Likewise, we don’t have DAF, Hino, Shacman, Sinotruck, or other foreign semi-trucks running on US highways. Those foreign brands, like Volvo, don’t import Class 7 & 8 trucks, they build them here.
The free-traders forget that the reason shipbuilding is concentrated in 3 countries is because the market isn’t free and has been deliberately skewed as part of the national strategies of those countries.
Doug
The loser is also the US Navy and the US taxpayer. The industrial base supporting the construction of ocean going merchant ships provides the scale necessary to drive down the cost of naval ship construction. Suppliers of steel, forgings, weldments, machinery, and other equipment don’t have the economy of scale when relying solely on naval construction.
Doug
- How long since a US shipyard built a large merchant ship solely from US design, with all US made machinery and equipment?

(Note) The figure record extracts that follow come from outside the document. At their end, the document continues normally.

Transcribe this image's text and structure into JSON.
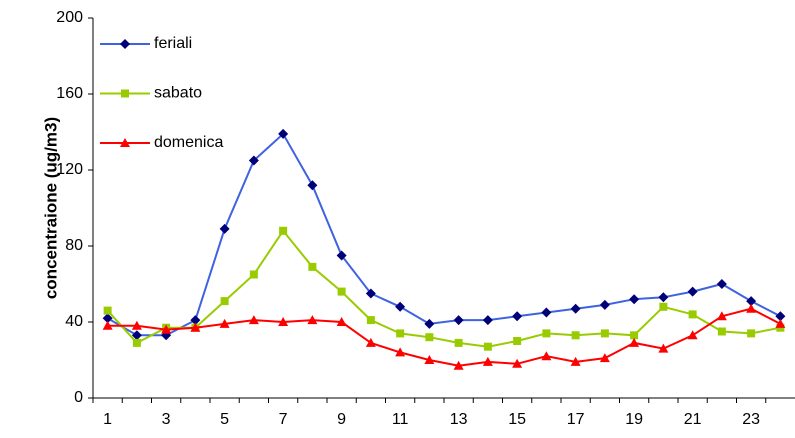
{
  "chart_data": {
    "type": "line",
    "y_label": "concentraione (ug/m3)",
    "categories": [
      "1",
      null,
      "3",
      null,
      "5",
      null,
      "7",
      null,
      "9",
      null,
      "11",
      null,
      "13",
      null,
      "15",
      null,
      "17",
      null,
      "19",
      null,
      "21",
      null,
      "23",
      null
    ],
    "series": [
      {
        "name": "feriali",
        "color": "#3f63e0",
        "marker_color": "#00007a",
        "marker": "diamond",
        "values": [
          42,
          33,
          33,
          41,
          89,
          125,
          139,
          112,
          75,
          55,
          48,
          39,
          41,
          41,
          43,
          45,
          47,
          49,
          52,
          53,
          56,
          60,
          51,
          43
        ]
      },
      {
        "name": "sabato",
        "color": "#99cc00",
        "marker_color": "#99cc00",
        "marker": "square",
        "values": [
          46,
          29,
          37,
          37,
          51,
          65,
          88,
          69,
          56,
          41,
          34,
          32,
          29,
          27,
          30,
          34,
          33,
          34,
          33,
          48,
          44,
          35,
          34,
          37
        ]
      },
      {
        "name": "domenica",
        "color": "#ff0000",
        "marker_color": "#ff0000",
        "marker": "triangle",
        "values": [
          38,
          38,
          36,
          37,
          39,
          41,
          40,
          41,
          40,
          29,
          24,
          20,
          17,
          19,
          18,
          22,
          19,
          21,
          29,
          26,
          33,
          43,
          47,
          39
        ]
      }
    ],
    "ylim": [
      0,
      200
    ],
    "yticks": [
      0,
      40,
      80,
      120,
      160,
      200
    ],
    "legend": "upper-left"
  }
}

- How long will it take to regain the ability to build a totally US designed and equipped large merchant ship?
- Is it worth the cost and effort to develop a complete US supply chain when there are existing suppliers in allied countries that already have the ability to supply what is needed at competitive prices and terms?

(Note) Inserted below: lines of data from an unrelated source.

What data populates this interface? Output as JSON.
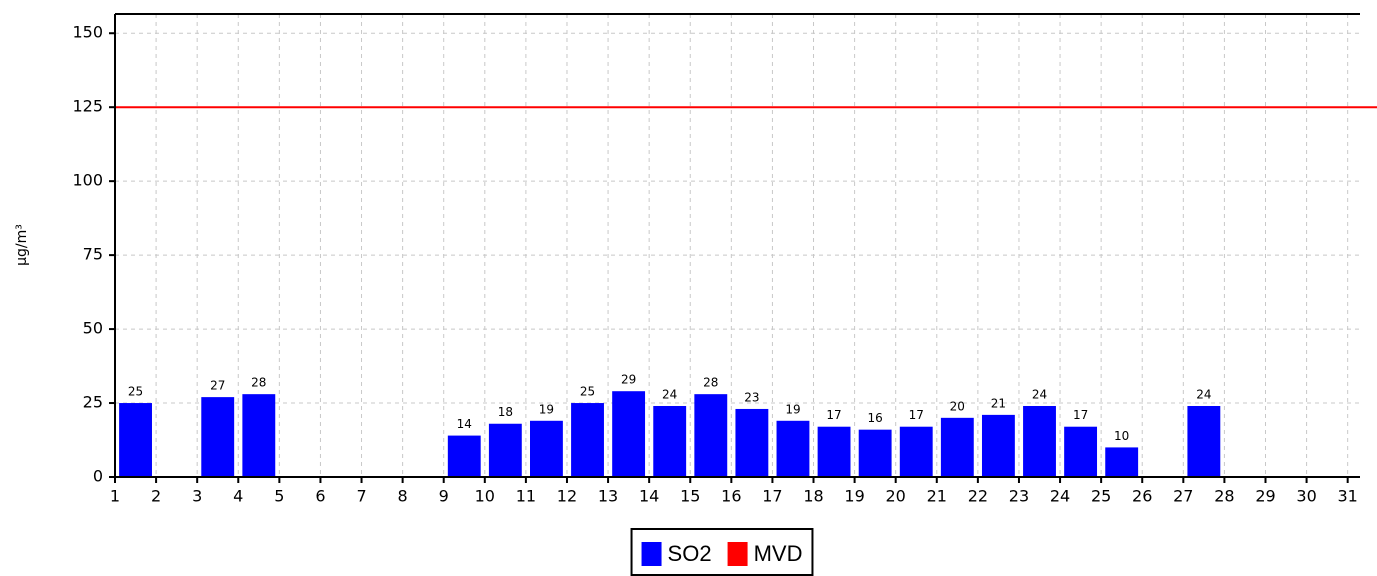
{
  "chart_data": {
    "type": "bar",
    "x": [
      1,
      2,
      3,
      4,
      5,
      6,
      7,
      8,
      9,
      10,
      11,
      12,
      13,
      14,
      15,
      16,
      17,
      18,
      19,
      20,
      21,
      22,
      23,
      24,
      25,
      26,
      27,
      28,
      29,
      30,
      31
    ],
    "series": [
      {
        "name": "SO2",
        "color": "#0000ff",
        "values": [
          25,
          null,
          27,
          28,
          null,
          null,
          null,
          null,
          14,
          18,
          19,
          25,
          29,
          24,
          28,
          23,
          19,
          17,
          16,
          17,
          20,
          21,
          24,
          17,
          10,
          null,
          24,
          null,
          null,
          null,
          null
        ]
      },
      {
        "name": "MVD",
        "color": "#ff0000",
        "type": "hline",
        "value": 125
      }
    ],
    "ylabel": "µg/m³",
    "xlim": [
      1,
      31.3
    ],
    "xticks": [
      1,
      2,
      3,
      4,
      5,
      6,
      7,
      8,
      9,
      10,
      11,
      12,
      13,
      14,
      15,
      16,
      17,
      18,
      19,
      20,
      21,
      22,
      23,
      24,
      25,
      26,
      27,
      28,
      29,
      30,
      31
    ],
    "ylim": [
      0,
      156.5
    ],
    "yticks": [
      0,
      25,
      50,
      75,
      100,
      125,
      150
    ],
    "grid": true,
    "legend": "bottom"
  }
}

National security you say? Maintain the ability to build Naval vessels at US yards, with US machinery and equipment afa possible and at whatever price.
Merchant vessel needed to supply US forces worldwide can be built/purchased from friendly nations, put under US flag, owned and managed by US shipping companies and crewed by US citizens/residents.

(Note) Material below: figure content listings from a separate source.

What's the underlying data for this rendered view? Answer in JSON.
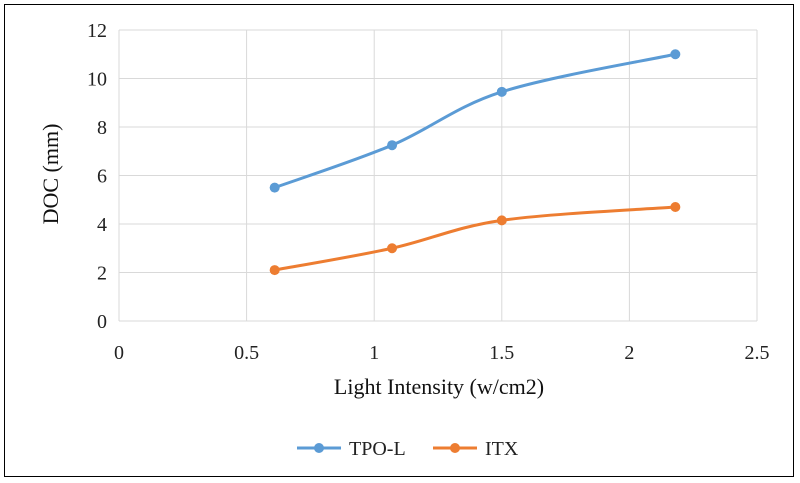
{
  "chart_data": {
    "type": "line",
    "title": "",
    "xlabel": "Light Intensity (w/cm2)",
    "ylabel": "DOC (mm)",
    "xlim": [
      0,
      2.5
    ],
    "ylim": [
      0,
      12
    ],
    "xticks": [
      0,
      0.5,
      1,
      1.5,
      2,
      2.5
    ],
    "xtick_labels": [
      "0",
      "0.5",
      "1",
      "1.5",
      "2",
      "2.5"
    ],
    "yticks": [
      0,
      2,
      4,
      6,
      8,
      10,
      12
    ],
    "ytick_labels": [
      "0",
      "2",
      "4",
      "6",
      "8",
      "10",
      "12"
    ],
    "grid": true,
    "legend_position": "bottom",
    "series": [
      {
        "name": "TPO-L",
        "color": "#5b9bd5",
        "x": [
          0.61,
          1.07,
          1.5,
          2.18
        ],
        "y": [
          5.5,
          7.25,
          9.45,
          11.0
        ]
      },
      {
        "name": "ITX",
        "color": "#ed7d31",
        "x": [
          0.61,
          1.07,
          1.5,
          2.18
        ],
        "y": [
          2.1,
          3.0,
          4.15,
          4.7
        ]
      }
    ]
  }
}
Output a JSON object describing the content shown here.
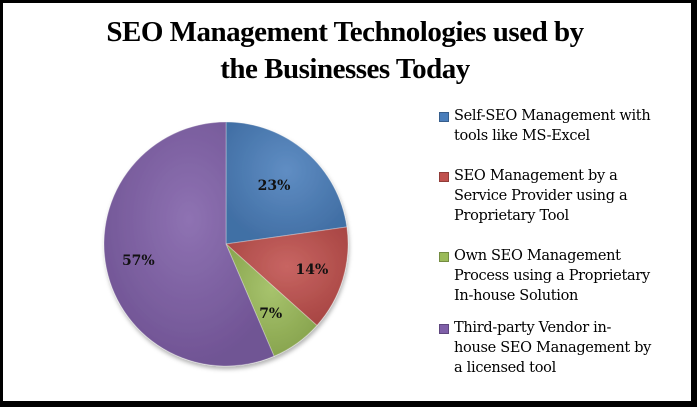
{
  "chart_data": {
    "type": "pie",
    "title": "SEO Management Technologies used by the Businesses Today",
    "title_lines": [
      "SEO Management Technologies used by",
      "the Businesses Today"
    ],
    "categories": [
      "Self-SEO Management with tools like MS-Excel",
      "SEO Management by a Service Provider using a Proprietary Tool",
      "Own SEO Management Process using a Proprietary In-house Solution",
      "Third-party Vendor in-house SEO Management by a licensed tool"
    ],
    "values": [
      23,
      14,
      7,
      57
    ],
    "data_labels": [
      "23%",
      "14%",
      "7%",
      "57%"
    ],
    "colors": [
      "#4a7ebb",
      "#c0504d",
      "#9bbb59",
      "#7f5fa8"
    ],
    "legend_position": "right",
    "legend_lines": [
      [
        "Self-SEO Management with",
        "tools like MS-Excel"
      ],
      [
        "SEO Management by a",
        "Service Provider using a",
        "Proprietary Tool"
      ],
      [
        "Own SEO Management",
        "Process using a Proprietary",
        "In-house Solution"
      ],
      [
        "Third-party Vendor in-",
        "house SEO Management by",
        "a licensed tool"
      ]
    ],
    "start_angle_deg": 0,
    "direction": "clockwise"
  }
}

And US shipbuilding is not “deliberately skewed as part of the national strategie”?
Isn`t US shipbuilding “subsidized” by overpriced Government contracts?
Suspect the crew requirement would be safer without the build requirement, as there would be less anti-JA animus. How many people criticize the JA, for example, compared to how many criticize airline cabotage restrictions? Now consider how much criticism of airline cabotage there would be if the carriers had to use aircraft that cost 5x as much as those built abroad?
The real mystery here is why so many mariners continue to go along with a build requirement that leaves them sailing on an old and declining fleet. It’s truly bizarre.
Totally correct that scale is a key ingredient in competitive shipbuilding. And scale will never be achieved within the confines of the protected JA market, where orders are typically for 2-4 ships. High costs are baked into the cake. And things are only getting worse. Costs continue to spiral (cost of a US-built MR tanker has gone up by ~$70 million just in the last five years, and the cost of Matson’s Aloha class went up $124 million in nine years)) which leads to demand destruction and further upward pressure on costs. End result: Pasha spends tens of millions to get a 1980-built ship repowered in a state-owned Chinese shipyard instead of buying from a US yard. And then we tell ourselves that the JA is all about national security and stopping China, It’s tragicomic.
As for shipbuilding in Asia, let’s not fool ourselves that in a zero subsidy world that protected US shipyards could compete. Don’t forget that US yards torpedoed a deal in the 1990s to rein in shipbuilding subsidies: https://www.nytimes.com/1996/10/03/business/on-second-thought-us-decides-shipyard-subsidies-aren-t-so-bad.html
How much overlap is there between commercial and naval construction? Is the same steel used in both? The same machinery? Are inflated materials cost a leading cost of ballooning naval shipbuilding budgets? These are earnest questions.